Frankly, put whatever you want in your chili. Just don’t expect me to call it chili.

chili

n 1: ground beef and chili peppers or chili powder often with tomatoes and kidney beans [syn: chili con carne]

So…according to dictionary.com…you have to use ground beef.

Heathens!

:slight_smile:

I don’t use ground beef.

I agree with Kolak of Twilo. That’s not chili. With the addition of celery, you’ve just crossed over into stew.

I’m with Miller, Odin and many others.
If you like beans or tomatoes or turkey or chocolate in your chili and that’s how you like it and you want to call it chili then good for you. If you are a chili snob … sorry, I mean “purist” and you come to my home and rant about how stupid I am because my chili can’t have 3 kinds of beans, celery, green peppers and tomatoes and I shouldn’t call it chili because it’s really vegetable bean tomato soup with chili spices then you are not only welcome to not eat my “chili” but you are also welcome to leave. Thankyouverymuch.

In my opinion, chili is a stew primarily spiced with chili peppers and cumin.

The rest is just details.

So, curry qualifies as chili?

You people are weird.

Kolak’s link has a very good explanation of the history of chili, and in chili cook-offs where chili itself was invented beans are generally not allowed.
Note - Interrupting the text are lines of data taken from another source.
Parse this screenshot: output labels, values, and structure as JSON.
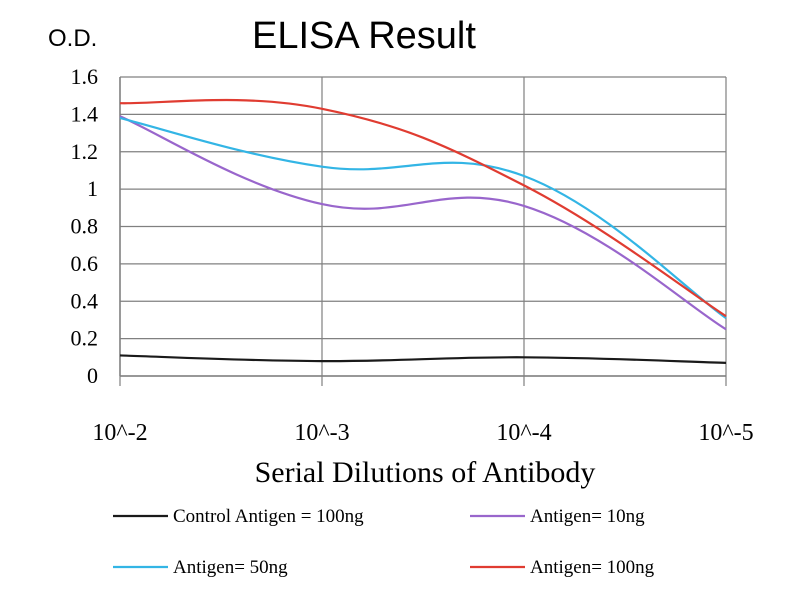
{
  "chart_data": {
    "type": "line",
    "title": "ELISA Result",
    "ylabel": "O.D.",
    "xlabel": "Serial Dilutions of Antibody",
    "categories": [
      "10^-2",
      "10^-3",
      "10^-4",
      "10^-5"
    ],
    "yticks": [
      "0",
      "0.2",
      "0.4",
      "0.6",
      "0.8",
      "1",
      "1.2",
      "1.4",
      "1.6"
    ],
    "ylim": [
      0,
      1.6
    ],
    "grid": true,
    "legend_position": "bottom",
    "series": [
      {
        "name": "Control Antigen = 100ng",
        "color": "#1a1a1a",
        "values": [
          0.11,
          0.08,
          0.1,
          0.07
        ]
      },
      {
        "name": "Antigen= 10ng",
        "color": "#9966cc",
        "values": [
          1.39,
          0.92,
          0.91,
          0.25
        ]
      },
      {
        "name": "Antigen= 50ng",
        "color": "#33b5e5",
        "values": [
          1.38,
          1.12,
          1.07,
          0.31
        ]
      },
      {
        "name": "Antigen= 100ng",
        "color": "#e03c31",
        "values": [
          1.46,
          1.43,
          1.02,
          0.32
        ]
      }
    ]
  }
}
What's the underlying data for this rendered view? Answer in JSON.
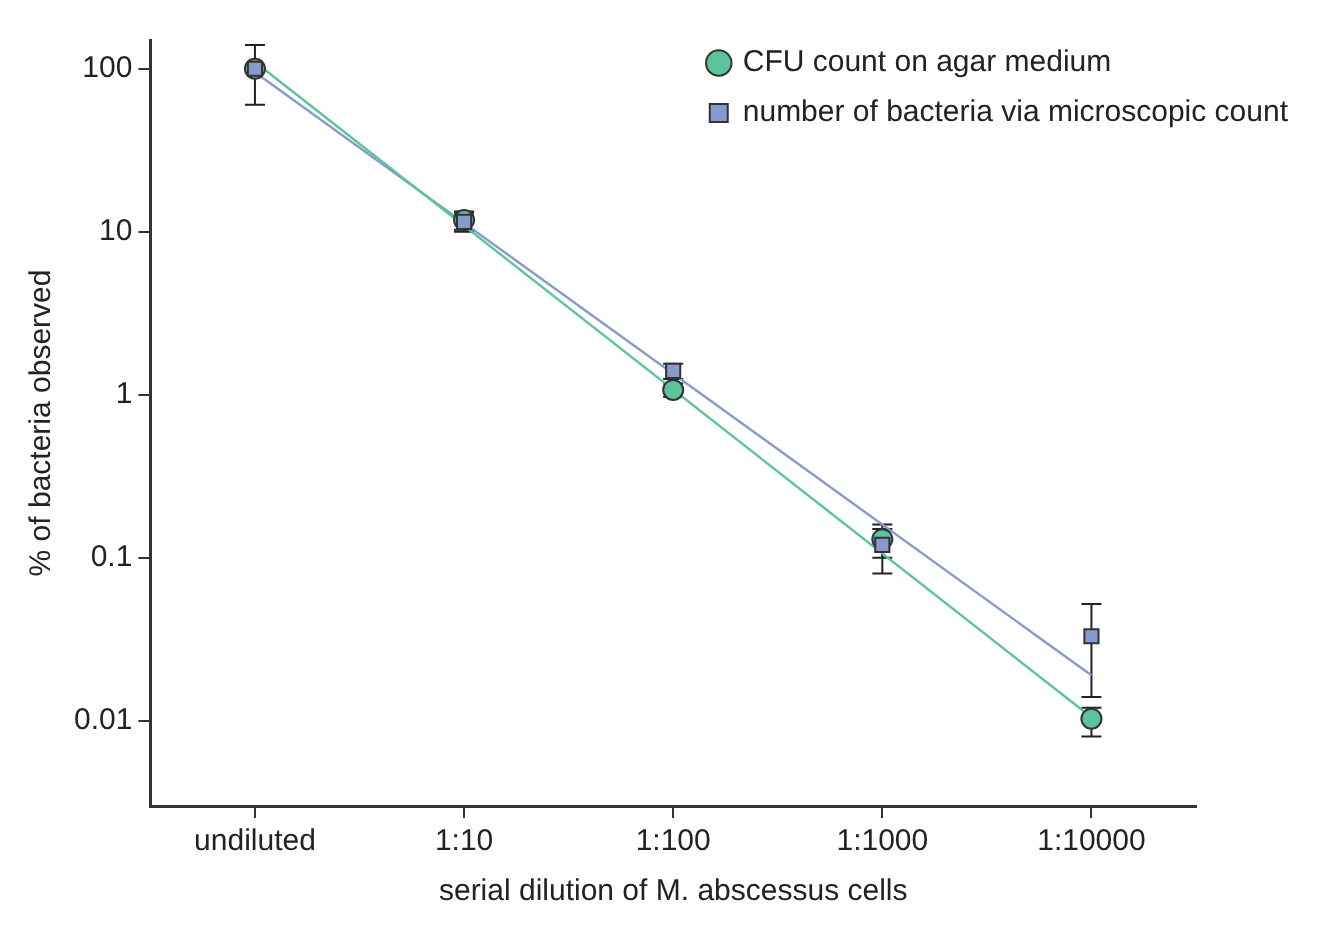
{
  "chart_data": {
    "type": "scatter",
    "xlabel": "serial dilution of M. abscessus cells",
    "ylabel": "% of bacteria observed",
    "categories": [
      "undiluted",
      "1:10",
      "1:100",
      "1:1000",
      "1:10000"
    ],
    "log": "y",
    "ylim": [
      0.003,
      150
    ],
    "yticks": [
      0.01,
      0.1,
      1,
      10,
      100
    ],
    "grid": false,
    "legend": "top right",
    "series": [
      {
        "name": "CFU count on agar medium",
        "color": "#5cc49a",
        "marker": "circle",
        "values": [
          100,
          11.8,
          1.07,
          0.13,
          0.0103
        ],
        "errors": [
          null,
          1.5,
          0.1,
          [
            0.1,
            0.15
          ],
          [
            0.008,
            0.012
          ]
        ]
      },
      {
        "name": "number of bacteria via microscopic count",
        "color": "#8899cc",
        "marker": "square",
        "values": [
          100,
          11.5,
          1.4,
          0.12,
          0.033
        ],
        "errors": [
          [
            60,
            140
          ],
          1.5,
          0.15,
          [
            0.08,
            0.16
          ],
          [
            0.014,
            0.052
          ]
        ]
      },
      {
        "type": "line",
        "color": "#5cc49a",
        "marker": "none",
        "x": [
          "undiluted",
          "1:10000"
        ],
        "values": [
          110,
          0.0105
        ]
      },
      {
        "type": "line",
        "color": "#8899cc",
        "marker": "none",
        "x": [
          "undiluted",
          "1:10000"
        ],
        "values": [
          95,
          0.019
        ]
      }
    ]
  }
}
So much so that the songwriter Ken Finlay wrote a little ditty called “If You Know Beans About Chili, You Know That Chili Has No Beans.” A sample lyric:

Obviously, each region has its own take on chili, and the definition of the stew has evolved to include variants with beans & celery & spaghetti & whatnot. Generally, everywhere outside the Southwest, I expect chili to contain all sorts of unorthodox ingredients, and I don’t care. I think most people outside the Southwest, as evidenced by this thread, think real chili comes with beans and an assortment of vegetables. That’s fine–just be careful what you call it to a New Mexican or Texan.